Mauro Ribeiro: Hoje nós já temos 341 escolas. Não existe precedente no mundo de que num espaço de menos de 10 anos tenham sido abertas mais de 140 escolas médicas. Estamos no limite para que essa aberração volte a assombrar a medicina e a população brasileira. Esse é um problema que nós e a entidade médicas temos de resolver juntos. Nesse sentido, o CFM tem buscado apoio à manutenção da moratória que suspendeu a criação de escolas médicas por cinco anos junto a diferentes setores. Temos conversado com parlamentares e ministros, apresentando argumentos fortes. Inclusive, o presidente Jair Bolsonaro está ciente de nossas preocupações, tendo sinalizado a realização de uma reunião com representantes dos Ministérios da Saúde e da Educação para discutir o assunto. Essa moratória resultou de uma longa negociação com o então presidente Michel Temer, que apoiou a medida por sugestão de Mendonça Filho, seu ministro da Educação. Atualmente, percebe-se a inquietação de alguns setores da Esplanada, que trabalham para mudar a regra e permitir o retorno de um verdadeiro balcão de negócios em relação à abertura de escolas médicas no Brasil. De modo complementar, queremos trabalhar pela qualificação do ensino nas escolas que já estão abertas.

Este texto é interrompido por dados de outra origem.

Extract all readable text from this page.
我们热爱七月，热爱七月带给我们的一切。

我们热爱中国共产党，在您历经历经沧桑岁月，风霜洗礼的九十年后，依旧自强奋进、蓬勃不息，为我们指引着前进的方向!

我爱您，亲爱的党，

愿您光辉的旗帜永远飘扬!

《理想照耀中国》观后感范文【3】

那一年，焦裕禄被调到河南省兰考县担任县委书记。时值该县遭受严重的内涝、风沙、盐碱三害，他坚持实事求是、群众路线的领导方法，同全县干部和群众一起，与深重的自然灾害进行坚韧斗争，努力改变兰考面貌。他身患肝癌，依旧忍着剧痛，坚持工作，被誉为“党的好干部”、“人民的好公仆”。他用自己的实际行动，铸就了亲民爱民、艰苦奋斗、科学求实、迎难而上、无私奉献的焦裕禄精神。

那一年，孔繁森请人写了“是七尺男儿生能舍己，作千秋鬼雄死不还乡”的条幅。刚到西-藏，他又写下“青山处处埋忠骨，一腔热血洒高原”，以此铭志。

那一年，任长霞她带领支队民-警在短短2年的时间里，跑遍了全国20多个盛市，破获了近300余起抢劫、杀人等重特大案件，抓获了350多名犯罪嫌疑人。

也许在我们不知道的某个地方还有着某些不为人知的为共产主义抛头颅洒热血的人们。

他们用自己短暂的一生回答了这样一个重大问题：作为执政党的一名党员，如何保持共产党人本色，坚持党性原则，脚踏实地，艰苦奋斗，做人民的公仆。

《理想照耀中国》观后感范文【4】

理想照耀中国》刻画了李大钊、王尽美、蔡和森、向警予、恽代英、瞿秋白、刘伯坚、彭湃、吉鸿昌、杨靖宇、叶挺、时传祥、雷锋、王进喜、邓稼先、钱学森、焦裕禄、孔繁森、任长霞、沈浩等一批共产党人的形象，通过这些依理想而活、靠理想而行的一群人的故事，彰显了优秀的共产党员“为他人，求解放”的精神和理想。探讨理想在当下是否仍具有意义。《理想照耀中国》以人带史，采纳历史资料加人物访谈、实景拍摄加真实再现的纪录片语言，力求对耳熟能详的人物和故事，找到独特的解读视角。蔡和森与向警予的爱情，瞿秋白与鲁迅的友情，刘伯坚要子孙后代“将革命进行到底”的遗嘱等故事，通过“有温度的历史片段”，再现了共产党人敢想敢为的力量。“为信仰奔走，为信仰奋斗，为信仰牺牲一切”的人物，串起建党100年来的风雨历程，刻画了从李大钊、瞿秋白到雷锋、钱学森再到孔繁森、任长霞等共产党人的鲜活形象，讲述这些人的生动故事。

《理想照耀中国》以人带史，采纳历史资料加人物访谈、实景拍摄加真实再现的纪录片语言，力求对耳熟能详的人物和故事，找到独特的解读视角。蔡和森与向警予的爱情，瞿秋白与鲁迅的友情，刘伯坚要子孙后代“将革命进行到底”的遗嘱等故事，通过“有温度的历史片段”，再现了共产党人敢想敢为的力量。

Quais as expectativas em relação à nova resolução sobre Telemedicina?
Mauro Ribeiro: Em primeiro lugar, é preciso reconhecer que foram justas as críticas pela maneira como o CFM divulgou a Resolução 2.227/2018, que trata da telemedicina e foi revogada posteriormente. Essa resolução foi votada por unanimidade no plenário e depois, quando vieram as críticas, ficou muito claro que erramos. No entanto, o trabalho levou cinco anos e está feito. Quem a elaborou foram as maiores cabeças pensantes nesse assunto no Brasil. Nesta gestão, vamos incorporar os novos conselheiros ao processo de avaliação do relatório elaborado e também na análise de mais de três mil sugestões para aperfeiçoamento da norma, encaminhadas pelos médicos e pelas entidades de representação da categoria. Além disso, discutiremos o tema de forma exaustiva com todos os CRMs, com todas as sociedades de especialidade, com o Ministério da Saúde, com o Congresso Nacional. Tenho certeza que, ao final, teremos uma norma que será resultado do diálogo e da percepção dos avanços necessários e pertinentes para a medicina brasileira. Importante frisar ainda que a atualização da resolução da telemedicina não é necessária para o CFM, é necessária para o médico brasileiro, que está sendo explorado por uma série de operadoras de saúde, que ganham fortunas com essa modalidade, hoje. E esses médicos estão sendo explorados pela ausência de um escopo normativo que impeça os abusos e as irregularidades. Por isso, precisamos dar respaldo a esses profissionais e reelaborar essa resolução.